Изменить размер шрифта - +
Говорить о том, что могло бы быть, но не сбылось, стало бессмысленно и скучно. С полчаса еще поговорили о чем-то несущественном. О нехватке продуктов питания и воды говорить избегали. Знали: в море им никто ничем не поможет, надо терпеть до Константинополя.

С наступлением сумерек крейсер сбавил скорость и затем лег в дрейф, поджидая отставших.

Гости воспользовались этой остановкой, и катер Главнокомандующего развез их по своим кораблям.

Котляревского Врангель попросил остаться. Они поднялись в каюту Врангеля, и вскоре капитанский вестовой принес им поднос с чаем и различной сдобой, которую ухитрялся выпекать кок на корабельном камбузе.

— Я рад, что вы вернулись, что вы с нами, — заботливо усаживая Котляревского в кресло возле круглого резного столика, сказал Врангель и пожаловался: — Устаю от пустопорожних разговоров, вроде нашего сегодняшнего: что могло бы быть, но не сбылось.

— Не уверен, что вы правы, Петр Николаевич, — сказал Котляревский. — Самое время проанализировать то, что произошло. Если не нам с вами, то тем, кто придет нам на смену, это может пригодиться.

— Только не сейчас, — качнул головой Врангель. — Для этого наступит другое время. Когда все станет на свои места.

— Тогда все уйдет в давность, покроется патиной времени. Исчезнут из памяти мелочи, детали. А ведь дьявол кроется именно в них.

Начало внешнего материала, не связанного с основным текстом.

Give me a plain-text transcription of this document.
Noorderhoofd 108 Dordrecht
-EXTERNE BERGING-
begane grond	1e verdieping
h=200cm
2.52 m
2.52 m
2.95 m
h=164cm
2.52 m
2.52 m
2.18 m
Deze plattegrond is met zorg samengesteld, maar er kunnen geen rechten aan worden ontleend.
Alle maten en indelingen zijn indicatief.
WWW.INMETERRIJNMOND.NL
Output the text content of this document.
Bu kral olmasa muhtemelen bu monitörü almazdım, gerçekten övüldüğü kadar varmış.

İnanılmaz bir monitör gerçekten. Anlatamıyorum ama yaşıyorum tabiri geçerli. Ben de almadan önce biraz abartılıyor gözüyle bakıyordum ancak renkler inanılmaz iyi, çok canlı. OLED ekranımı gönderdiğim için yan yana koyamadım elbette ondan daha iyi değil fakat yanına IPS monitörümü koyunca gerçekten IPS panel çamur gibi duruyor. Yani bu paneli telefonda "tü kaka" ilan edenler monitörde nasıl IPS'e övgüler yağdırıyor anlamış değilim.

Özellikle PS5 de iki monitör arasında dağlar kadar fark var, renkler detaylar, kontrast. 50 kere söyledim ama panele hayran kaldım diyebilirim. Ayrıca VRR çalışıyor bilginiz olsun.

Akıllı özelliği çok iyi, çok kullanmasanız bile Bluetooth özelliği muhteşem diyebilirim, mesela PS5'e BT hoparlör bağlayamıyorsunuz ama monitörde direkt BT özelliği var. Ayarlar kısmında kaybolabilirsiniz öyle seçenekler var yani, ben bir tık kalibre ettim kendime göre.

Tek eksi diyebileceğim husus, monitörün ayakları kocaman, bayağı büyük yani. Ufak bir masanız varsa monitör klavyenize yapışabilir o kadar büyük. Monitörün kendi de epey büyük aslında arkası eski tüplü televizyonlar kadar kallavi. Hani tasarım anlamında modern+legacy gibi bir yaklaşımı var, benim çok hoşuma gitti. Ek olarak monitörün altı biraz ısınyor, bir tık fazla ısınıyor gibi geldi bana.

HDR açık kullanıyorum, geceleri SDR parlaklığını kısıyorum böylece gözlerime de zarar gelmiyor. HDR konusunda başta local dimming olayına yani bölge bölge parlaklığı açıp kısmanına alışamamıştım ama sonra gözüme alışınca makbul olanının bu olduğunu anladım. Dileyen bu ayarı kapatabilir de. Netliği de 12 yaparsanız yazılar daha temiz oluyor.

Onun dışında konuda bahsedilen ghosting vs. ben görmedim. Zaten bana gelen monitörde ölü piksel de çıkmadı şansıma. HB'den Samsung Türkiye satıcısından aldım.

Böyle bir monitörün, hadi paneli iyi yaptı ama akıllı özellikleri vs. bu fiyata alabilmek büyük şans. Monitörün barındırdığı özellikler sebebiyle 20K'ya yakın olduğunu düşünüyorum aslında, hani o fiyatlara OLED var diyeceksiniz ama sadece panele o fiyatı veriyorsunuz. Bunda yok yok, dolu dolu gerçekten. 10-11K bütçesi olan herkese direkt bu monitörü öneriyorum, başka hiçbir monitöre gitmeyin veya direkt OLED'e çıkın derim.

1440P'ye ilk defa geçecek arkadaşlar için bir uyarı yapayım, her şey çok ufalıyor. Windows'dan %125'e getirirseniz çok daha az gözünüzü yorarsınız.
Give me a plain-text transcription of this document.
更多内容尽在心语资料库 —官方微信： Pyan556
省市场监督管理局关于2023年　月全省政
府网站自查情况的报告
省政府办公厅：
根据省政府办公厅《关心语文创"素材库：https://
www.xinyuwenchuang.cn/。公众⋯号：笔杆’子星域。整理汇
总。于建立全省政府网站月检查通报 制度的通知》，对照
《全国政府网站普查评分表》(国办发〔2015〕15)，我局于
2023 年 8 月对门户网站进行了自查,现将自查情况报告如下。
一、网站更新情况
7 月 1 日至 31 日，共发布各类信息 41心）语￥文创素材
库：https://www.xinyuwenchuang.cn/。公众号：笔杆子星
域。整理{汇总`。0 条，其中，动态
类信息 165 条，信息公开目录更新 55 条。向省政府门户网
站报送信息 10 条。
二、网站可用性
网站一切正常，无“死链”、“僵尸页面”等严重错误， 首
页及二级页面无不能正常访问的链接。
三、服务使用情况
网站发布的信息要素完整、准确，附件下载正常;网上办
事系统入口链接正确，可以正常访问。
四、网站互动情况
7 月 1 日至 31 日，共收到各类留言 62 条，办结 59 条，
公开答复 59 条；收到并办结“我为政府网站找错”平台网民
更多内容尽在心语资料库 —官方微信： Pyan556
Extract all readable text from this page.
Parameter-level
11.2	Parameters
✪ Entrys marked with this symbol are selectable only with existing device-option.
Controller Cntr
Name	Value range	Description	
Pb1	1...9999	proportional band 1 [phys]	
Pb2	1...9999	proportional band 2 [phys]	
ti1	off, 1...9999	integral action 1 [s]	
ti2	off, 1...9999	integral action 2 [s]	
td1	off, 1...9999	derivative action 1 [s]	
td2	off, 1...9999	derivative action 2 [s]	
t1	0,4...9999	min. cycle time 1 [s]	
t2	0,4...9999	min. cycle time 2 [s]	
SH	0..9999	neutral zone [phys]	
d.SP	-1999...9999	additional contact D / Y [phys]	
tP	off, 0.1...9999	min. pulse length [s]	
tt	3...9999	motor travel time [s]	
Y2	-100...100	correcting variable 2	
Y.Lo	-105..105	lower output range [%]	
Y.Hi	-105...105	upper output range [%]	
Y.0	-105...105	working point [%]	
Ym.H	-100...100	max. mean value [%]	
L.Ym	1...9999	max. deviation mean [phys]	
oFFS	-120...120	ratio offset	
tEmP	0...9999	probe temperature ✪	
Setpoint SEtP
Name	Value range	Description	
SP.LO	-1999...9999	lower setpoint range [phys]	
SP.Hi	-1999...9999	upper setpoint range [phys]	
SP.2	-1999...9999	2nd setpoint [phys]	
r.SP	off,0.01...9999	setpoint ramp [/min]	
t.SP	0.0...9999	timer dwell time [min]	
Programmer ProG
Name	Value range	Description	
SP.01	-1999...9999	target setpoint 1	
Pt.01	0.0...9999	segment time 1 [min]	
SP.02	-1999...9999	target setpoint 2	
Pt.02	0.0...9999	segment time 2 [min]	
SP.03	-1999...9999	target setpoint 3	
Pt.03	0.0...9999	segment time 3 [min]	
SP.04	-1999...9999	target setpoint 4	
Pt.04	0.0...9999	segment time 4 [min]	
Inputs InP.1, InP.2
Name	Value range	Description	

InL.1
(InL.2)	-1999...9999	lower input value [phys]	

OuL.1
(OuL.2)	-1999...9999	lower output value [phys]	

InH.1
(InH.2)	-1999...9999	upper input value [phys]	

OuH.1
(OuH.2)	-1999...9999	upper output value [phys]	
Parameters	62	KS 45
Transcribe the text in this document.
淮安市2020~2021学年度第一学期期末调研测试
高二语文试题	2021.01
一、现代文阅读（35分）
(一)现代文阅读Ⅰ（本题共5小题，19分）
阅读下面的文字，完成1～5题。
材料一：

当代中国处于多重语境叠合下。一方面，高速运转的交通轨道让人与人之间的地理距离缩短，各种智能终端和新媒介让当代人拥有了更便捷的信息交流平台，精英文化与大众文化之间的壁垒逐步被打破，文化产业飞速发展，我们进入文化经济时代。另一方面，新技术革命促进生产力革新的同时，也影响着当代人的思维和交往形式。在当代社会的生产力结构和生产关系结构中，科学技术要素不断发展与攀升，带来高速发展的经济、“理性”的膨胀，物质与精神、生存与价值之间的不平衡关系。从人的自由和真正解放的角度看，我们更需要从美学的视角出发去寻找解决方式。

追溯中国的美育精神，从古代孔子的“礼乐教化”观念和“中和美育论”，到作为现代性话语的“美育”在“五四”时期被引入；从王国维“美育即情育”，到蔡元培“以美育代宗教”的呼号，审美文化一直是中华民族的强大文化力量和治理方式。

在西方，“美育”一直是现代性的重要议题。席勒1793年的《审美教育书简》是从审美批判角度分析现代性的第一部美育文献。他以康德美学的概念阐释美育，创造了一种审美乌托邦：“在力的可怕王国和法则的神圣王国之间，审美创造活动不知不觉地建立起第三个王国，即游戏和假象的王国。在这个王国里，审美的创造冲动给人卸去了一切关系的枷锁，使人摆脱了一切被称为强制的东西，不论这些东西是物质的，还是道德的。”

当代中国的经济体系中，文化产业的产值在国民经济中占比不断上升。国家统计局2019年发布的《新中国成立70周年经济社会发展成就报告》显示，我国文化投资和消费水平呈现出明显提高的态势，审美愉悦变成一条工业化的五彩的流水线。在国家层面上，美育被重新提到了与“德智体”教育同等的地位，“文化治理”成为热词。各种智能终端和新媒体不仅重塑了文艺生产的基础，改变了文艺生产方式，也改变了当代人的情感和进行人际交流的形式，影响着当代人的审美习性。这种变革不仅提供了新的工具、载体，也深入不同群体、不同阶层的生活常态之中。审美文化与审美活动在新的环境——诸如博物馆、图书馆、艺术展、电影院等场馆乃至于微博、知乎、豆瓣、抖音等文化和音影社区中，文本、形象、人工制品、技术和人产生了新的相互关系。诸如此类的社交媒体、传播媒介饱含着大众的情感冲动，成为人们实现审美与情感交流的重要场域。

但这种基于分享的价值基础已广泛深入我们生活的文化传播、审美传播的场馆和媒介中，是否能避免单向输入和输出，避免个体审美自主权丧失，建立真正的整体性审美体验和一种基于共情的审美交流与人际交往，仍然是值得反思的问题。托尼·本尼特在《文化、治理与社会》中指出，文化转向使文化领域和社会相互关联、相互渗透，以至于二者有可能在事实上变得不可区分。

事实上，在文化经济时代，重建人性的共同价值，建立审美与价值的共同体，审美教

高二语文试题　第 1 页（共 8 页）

— Понимаю. Я и сам, когда остаюсь наедине, часто мучаю себя вопросами: что могло быть, но не сбылось? Почему? Где я ошибся?.. Надоело! Пусть другие!

— Другие не знают то, что знаете вы. Они не знают, почему вы поступили так, а не иначе.

— Ну и пусть! — упрямо повторил Врангель. — Мне было бы даже интересно когда-нибудь прочесть, как будущие историки оценят нынешние события. Если власть так и останется за большевиками, мы — злодеи и все наши поступки оценят как кровавые, злодейские. Ну, а если все же мы вернем себе Россию, те же самые историки напишут о жалкой кучке бандитов, которые почему-то называли себя большевиками… Нет одной правды. Их, как минимум, две, а то и больше.

В каюте было прохладно. Они обнимали ладонями горячие подстаканники, и им казалось, что тепло кипятка постепенно перетекало в их тела.

— А если говорить серьезно, Николай Михайлович, я пришел к неутешительному выводу: это я во всем виноват, — сказал вдруг Врангель. — Да-да! Я сам!

— Та-ак! — Котляревский удивленно посмотрел на Врангеля и даже растерянно поставил на столик стакан: — Надеюсь, вы это иносказательно?

Врангель не ответил.

— Если иносказательно, тут я вас понимаю. Полководец, проигравший сражение, уже потому виноват, что он его проиграл. Весь спрос с него. Никто не станет вникать слишком глубоко. Скажем, кто-то несвоевременно подвез боеприпасы, где-то задержался транспорт, и с опозданием подошло подкрепление, неудачной оказалась позиция, и прочее, и прочее. Десятки разных причин. Кому какое до всего этого дело? Судят по результату.

— Все намного сложнее, чем вы себе это представили. На полководца работают все армейские службы, от разведки, артиллерии, саперов до топографов и метеорологов. Полководец получает все необходимые ему данные. Он знает все, что только он хочет знать. Все, до мелочей. Именно поэтому его уму, его таланту, интуиции доверяют тысячи и тысячи людей, — Врангель поднялся с кресла и, со стаканом в руках, стал медленно ходить по каюте, — Как все просто: меня вооружили всеми необходимыми знаниями, и теперь только от меня, от моего таланта зависит и жизнь людей, и исход операции. Так ведь?

— Пожалуй, — согласился Котляревский. — Объективно, так.

— Слушайте дальше! Кто-то недостаточно точно проанализировал возникшую на данный момент ситуацию.